Roles, voice types, premiere cast
| Role | Voice type | Premiere cast, 9 February 1923 Conductor: Franz Lehár | Premiere cast, 10 October 1929 Conductor: Franz Lehár |
| Lisa, Count Ferdinand Lichtenfels' daughter | soprano | Louise Kartousch | Vera Schwarz |
| Count Gustav von Pottenstein | tenor | Josef König | Willi Stettner |
| Prince Sou-Chong | tenor | Hubert Marischka | Richard Tauber |
| Princess Mi, Sou-Chong's sister | soprano | Betty Fischer | Hella Kürty |
| Tschang, Sou-Chong's uncle | baritone |  | Adolf Edgar Licho |
| Chief eunuch | tenor |  |  |
| Ling, head priest | baritone |  |  |
| Count Ferdinand Lichtenfels | spoken |  |  |
| Lore, Lisa's niece | spoken |  |  |
Officers, mandarins, friends, brides, servants, maids (Chorus, ballet, extras)

==Synopsis==
The operetta is set in Vienna and China in 1912. In act 1 in Vienna, the heroine Countess Lisa marries a Chinese prince and returns with him to his homeland despite the warnings of her friends and family. In act 2, in Peking, she finds that she is unable to come to terms with his culture, and especially that he must take other wives. He assures her that it is just a formality, but unhappiness is inevitable, and she is locked in the palace. Her love changes to hate. In act 3, Prince Sou-Chong is left alone while his beloved Lisa returns to her homeland. His sister, Princess Mi had also become attached to the Viennese official Gustav, and so the ending is doubly sad. But the prince respects the rule of his custom: always smile.

==Film adaptations==
The operetta was adapted into film several times.
- The Land of Smiles (1930) directed by Max Reichmann and starring Richard Tauber.
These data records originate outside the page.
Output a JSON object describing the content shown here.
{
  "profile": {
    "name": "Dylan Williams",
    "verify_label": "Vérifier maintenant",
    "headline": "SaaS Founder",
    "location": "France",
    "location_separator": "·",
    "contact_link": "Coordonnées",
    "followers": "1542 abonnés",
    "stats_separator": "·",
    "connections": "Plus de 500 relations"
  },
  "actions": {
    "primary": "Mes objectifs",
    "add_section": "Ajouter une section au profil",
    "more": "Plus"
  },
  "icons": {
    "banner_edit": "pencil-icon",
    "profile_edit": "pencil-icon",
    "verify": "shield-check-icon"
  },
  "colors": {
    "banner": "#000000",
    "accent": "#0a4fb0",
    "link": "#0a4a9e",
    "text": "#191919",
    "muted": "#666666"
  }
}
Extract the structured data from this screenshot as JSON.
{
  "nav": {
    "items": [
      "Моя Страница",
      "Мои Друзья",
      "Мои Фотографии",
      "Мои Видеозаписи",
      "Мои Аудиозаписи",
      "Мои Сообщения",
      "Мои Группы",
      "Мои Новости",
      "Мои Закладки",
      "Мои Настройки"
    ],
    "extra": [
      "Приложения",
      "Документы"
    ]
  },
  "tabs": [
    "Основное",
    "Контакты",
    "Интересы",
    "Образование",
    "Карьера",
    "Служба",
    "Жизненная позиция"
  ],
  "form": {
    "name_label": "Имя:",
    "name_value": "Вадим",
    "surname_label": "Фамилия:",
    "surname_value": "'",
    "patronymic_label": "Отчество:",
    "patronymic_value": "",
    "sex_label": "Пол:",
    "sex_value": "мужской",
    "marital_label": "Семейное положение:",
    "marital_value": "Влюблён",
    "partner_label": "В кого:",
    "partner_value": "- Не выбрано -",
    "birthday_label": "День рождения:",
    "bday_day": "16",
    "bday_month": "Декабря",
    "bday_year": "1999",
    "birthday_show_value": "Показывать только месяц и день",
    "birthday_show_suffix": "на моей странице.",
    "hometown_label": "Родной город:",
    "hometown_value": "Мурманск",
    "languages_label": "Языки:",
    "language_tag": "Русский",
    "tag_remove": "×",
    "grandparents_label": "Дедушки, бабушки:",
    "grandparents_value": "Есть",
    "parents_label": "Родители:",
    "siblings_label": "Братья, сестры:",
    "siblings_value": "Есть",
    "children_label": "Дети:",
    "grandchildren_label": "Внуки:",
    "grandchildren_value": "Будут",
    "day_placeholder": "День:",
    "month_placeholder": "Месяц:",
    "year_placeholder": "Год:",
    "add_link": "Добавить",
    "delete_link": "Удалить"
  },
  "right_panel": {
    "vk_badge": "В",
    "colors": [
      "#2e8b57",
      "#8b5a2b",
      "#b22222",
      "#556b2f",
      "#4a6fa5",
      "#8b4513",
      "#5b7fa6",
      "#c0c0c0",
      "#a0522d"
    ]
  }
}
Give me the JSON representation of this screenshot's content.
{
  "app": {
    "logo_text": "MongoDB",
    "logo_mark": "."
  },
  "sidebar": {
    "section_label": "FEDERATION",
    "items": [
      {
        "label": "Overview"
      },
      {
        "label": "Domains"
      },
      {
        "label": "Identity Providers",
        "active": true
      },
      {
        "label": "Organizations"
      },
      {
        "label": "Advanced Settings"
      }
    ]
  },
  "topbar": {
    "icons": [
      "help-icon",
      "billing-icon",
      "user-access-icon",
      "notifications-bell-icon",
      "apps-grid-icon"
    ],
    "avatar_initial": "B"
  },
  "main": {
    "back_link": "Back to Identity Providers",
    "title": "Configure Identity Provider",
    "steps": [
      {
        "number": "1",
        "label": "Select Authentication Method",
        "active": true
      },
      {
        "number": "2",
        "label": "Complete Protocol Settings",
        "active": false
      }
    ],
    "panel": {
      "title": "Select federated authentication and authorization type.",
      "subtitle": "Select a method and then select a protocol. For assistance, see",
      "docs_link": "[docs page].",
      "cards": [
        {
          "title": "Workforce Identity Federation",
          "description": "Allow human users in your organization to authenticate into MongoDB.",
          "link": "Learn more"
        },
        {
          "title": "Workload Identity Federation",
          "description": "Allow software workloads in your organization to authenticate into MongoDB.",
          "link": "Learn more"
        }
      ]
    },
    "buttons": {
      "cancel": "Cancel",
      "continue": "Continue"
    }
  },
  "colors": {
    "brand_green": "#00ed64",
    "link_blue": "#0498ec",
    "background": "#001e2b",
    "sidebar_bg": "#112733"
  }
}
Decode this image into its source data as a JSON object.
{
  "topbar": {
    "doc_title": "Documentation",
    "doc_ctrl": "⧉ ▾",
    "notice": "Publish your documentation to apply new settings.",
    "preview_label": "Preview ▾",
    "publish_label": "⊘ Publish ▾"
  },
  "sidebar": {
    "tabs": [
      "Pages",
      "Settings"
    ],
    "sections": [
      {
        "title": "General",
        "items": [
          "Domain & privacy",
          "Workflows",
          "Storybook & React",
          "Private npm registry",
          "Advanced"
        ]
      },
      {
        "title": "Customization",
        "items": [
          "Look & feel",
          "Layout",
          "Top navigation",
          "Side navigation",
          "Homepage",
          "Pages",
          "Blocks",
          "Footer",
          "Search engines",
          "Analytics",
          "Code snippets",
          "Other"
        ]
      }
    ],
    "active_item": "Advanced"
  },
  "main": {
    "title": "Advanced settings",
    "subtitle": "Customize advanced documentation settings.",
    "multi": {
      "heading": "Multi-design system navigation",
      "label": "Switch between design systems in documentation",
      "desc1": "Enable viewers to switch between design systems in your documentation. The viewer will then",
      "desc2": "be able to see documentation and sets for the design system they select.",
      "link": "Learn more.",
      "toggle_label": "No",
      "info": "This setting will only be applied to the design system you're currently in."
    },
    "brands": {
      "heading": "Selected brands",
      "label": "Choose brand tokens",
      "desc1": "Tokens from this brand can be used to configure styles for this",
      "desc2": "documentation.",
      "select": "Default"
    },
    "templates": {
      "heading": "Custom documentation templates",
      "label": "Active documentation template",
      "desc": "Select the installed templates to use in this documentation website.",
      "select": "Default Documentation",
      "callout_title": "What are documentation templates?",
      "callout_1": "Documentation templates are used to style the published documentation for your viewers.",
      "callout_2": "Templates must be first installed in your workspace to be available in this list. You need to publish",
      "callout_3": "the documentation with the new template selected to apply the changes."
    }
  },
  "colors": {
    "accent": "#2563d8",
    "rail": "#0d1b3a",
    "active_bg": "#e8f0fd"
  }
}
Hella Kürty and Willi Stettner reprised their original stage roles of Mi and Gustl, while Lisa was sung by Margit Suchy, replacing Vera Schwarz who had sung in the original Berlin stage production.
- The Land of Smiles (1952) directed by Hans Deppe and Erik Ode and starring Mártha Eggerth and Jan Kiepura.
- In 1961, Gerhard Riedmann appeared in a television film where his singing voice was supplied by Fritz Wunderlich.
- Another television version was filmed in 1974 with René Kollo, Dagmar Koller, Heinz Zednik, directed by Arthur Maria Rabenalt.
- A version for Australian television aired in 1962.

==Recordings==
- 1930: Paul Dessau; Richard Tauber (Sou-Chong), Margit Suchy (Lisa), Hella Kürty (Mi), Willy Stettner (Gustl), Georg John (Tschang); Label: Koch 3-1373-2 (CD)
- 1953: Otto Ackermann, Philharmonia Orchestra; Nicolai Gedda (Sou-Chong), Elisabeth Schwarzkopf (Lisa), Erich Kunz (Gustav), Emmy Loose (Mi). Originally on Columbia LPs 33CX 1114-5, various CD reissues.
- 1957: Jésus Etcheverry, Grand Orchestre et Choeurs René Alix, Tony Poncet (Sou-Chong), Renée Doria (Lisa), Henri Gui (Gustav), Lucie Dolène (Mi); Label: Philips CD 442 241-2 highlights only, in French
- 1961: Franz Marszalek, WDR Symphony Orchestra Cologne; Fritz Wunderlich (Sou-Chong), Antonia Fahberg (Lisa), Luise Cramer (Mi), Ernst Stankovski (Gustl), André Peysang (Tschang); Label: Gala Gl329 (CD)
- June 1967: Willy Mattes, Symphonie-Orchester Graunke; Nicolai Gedda (Sou-Chong), Anneliese Rothenberger (Lisa), Renate Holm (Mi), Harry Friedauer (Gustl), Jobst Moeller (Tschang); Label: EMI CMS 5 65372 2 (CD), CDMB 65372 (CD)
- April 1970: Yvon Leenart, Orchestre de l'Association des Concerts Lamoureux; Bernard Sinclair (Sou-Chong), Bernadette Antoine (Lisa), Sylvia Paule (Mi), Michel Dens (Gustl), Gilbert Guimay (Tschang); Label: EMI 74097(CD), in French (Le pays du sourire)
- 1982: Willi Boskovsky, Munich Radio Symphony Orchestra; Siegfried Jerusalem (Sou-Chong), Helen Donath (Lisa), Brigitte Lindner (Mi), Martin Finke (Gustl), Klaus Hirte (Tschang); Label: EMI 47604(CD), EMI 66376(CD)
- 1996: Richard Bonynge, English Chamber Orchestra, Nancy Gustafson (Lisa), Jerry Hadley (Sou-Chong), Naomi Itami (Mi), Lynton Atkinson (Gustl) Label: Telarc CD-80419, in English

There are also extracts in Franz Lehár Conducts Richard Tauber (1929–1931), with 6 tracks performed by Richard Tauber (Sou-Chong), Vera Schwarz (Lisa) and the Berlin State Opera Orchestra (Pearl CD).